14. Juli 2021 | von Ingrid MüllerJeder Mann mit Prostatakrebs sollte sich gegen Corona impfen lassen. Der Urologe Dr. Frank Schiefelbein erklärt im Interview, warum die Corona-Impfung bei Krebs wichtig ist, welcher Impfstoff in Frage kommt, wann der beste Zeitpunkt fürs Impfen ist und wie er zweifelnde Männer überzeugt.

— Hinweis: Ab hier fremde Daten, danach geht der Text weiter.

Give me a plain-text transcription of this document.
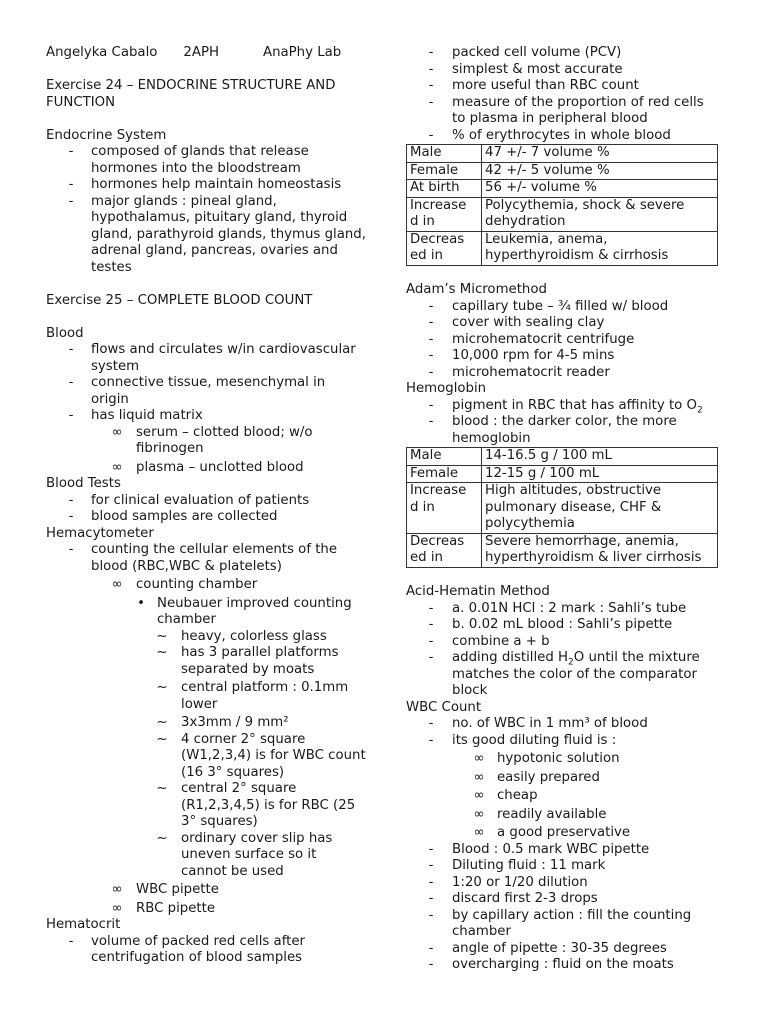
Angelyka Cabalo 2APH	AnaPhy Lab

Exercise 24 – ENDOCRINE STRUCTURE AND FUNCTION

Endocrine System

-	composed of glands that release hormones into the bloodstream
-	hormones help maintain homeostasis
-	major glands : pineal gland, hypothalamus, pituitary gland, thyroid gland, parathyroid glands, thymus gland, adrenal gland, pancreas, ovaries and testes

Exercise 25 – COMPLETE BLOOD COUNT

Blood

-	flows and circulates w/in cardiovascular system
-	connective tissue, mesenchymal in origin
-	has liquid matrix
∞ serum – clotted blood; w/o fibrinogen
∞ plasma – unclotted blood

Blood Tests

-	for clinical evaluation of patients
-	blood samples are collected

Hemacytometer

-	counting the cellular elements of the blood (RBC,WBC & platelets)
∞ counting chamber
• Neubauer improved counting chamber
~ heavy, colorless glass
~ has 3 parallel platforms separated by moats
~ central platform : 0.1mm lower
~ 3x3mm / 9 mm²
~ 4 corner 2° square (W1,2,3,4) is for WBC count (16 3° squares)
~ central 2° square (R1,2,3,4,5) is for RBC (25 3° squares)
~ ordinary cover slip has uneven surface so it cannot be used
∞ WBC pipette
∞ RBC pipette

Hematocrit

-	volume of packed red cells after centrifugation of blood samples
-	packed cell volume (PCV)
-	simplest & most accurate
-	more useful than RBC count
-	measure of the proportion of red cells to plasma in peripheral blood
-	% of erythrocytes in whole blood
Male	47 +/- 7 volume %
Female	42 +/- 5 volume %
At birth	56 +/- volume %
Increase d in	Polycythemia, shock & severe dehydration
Decreas ed in	Leukemia, anema, hyperthyroidism & cirrhosis

Adam’s Micromethod

-	capillary tube – ¾ filled w/ blood
-	cover with sealing clay
-	microhematocrit centrifuge
-	10,000 rpm for 4-5 mins
-	microhematocrit reader

Hemoglobin

-	pigment in RBC that has affinity to $O_2$
-	blood : the darker color, the more hemoglobin
Male	14-16.5 g / 100 mL
Female	12-15 g / 100 mL
Increase d in	High altitudes, obstructive pulmonary disease, CHF & polycythemia
Decreas ed in	Severe hemorrhage, anemia, hyperthyroidism & liver cirrhosis

Acid-Hematin Method

-	a. 0.01N HCl : 2 mark : Sahli’s tube
-	b. 0.02 mL blood : Sahli’s pipette
-	combine a + b
-	adding distilled $H_2O$ until the mixture matches the color of the comparator block

WBC Count

-	no. of WBC in 1 mm³ of blood
-	its good diluting fluid is :
∞ hypotonic solution
∞ easily prepared
∞ cheap
∞ readily available
∞ a good preservative
-	Blood : 0.5 mark WBC pipette
-	Diluting fluid : 11 mark
-	1:20 or 1/20 dilution
-	discard first 2-3 drops
-	by capillary action : fill the counting chamber
-	angle of pipette : 30-35 degrees
-	overcharging : fluid on the moats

Herr Dr. Schiefelbein, Ärztinnen und Ärzte raten Menschen mit einer Krebserkrankung grundsätzlich dazu, sich gegen das Coronavirus impfen zu lassen – auch bei Prostatakrebs. Warum?
Menschen mit einer Krebserkrankung sind schon allein durch ihre Krankheit immunologisch geschwächt. Sie brauchen ganz allgemein einen besonderen Schutz vor schweren Infektionskrankheiten wie Covid-19. Deshalb raten wir ihnen sowohl zur Grippeschutzimpfung als auch zur Corona-Impfung. Die neuen Impfstoffe gegen Covid-19 erzielen einen sehr zuverlässigen Impfschutz von mehr als 90 Prozent.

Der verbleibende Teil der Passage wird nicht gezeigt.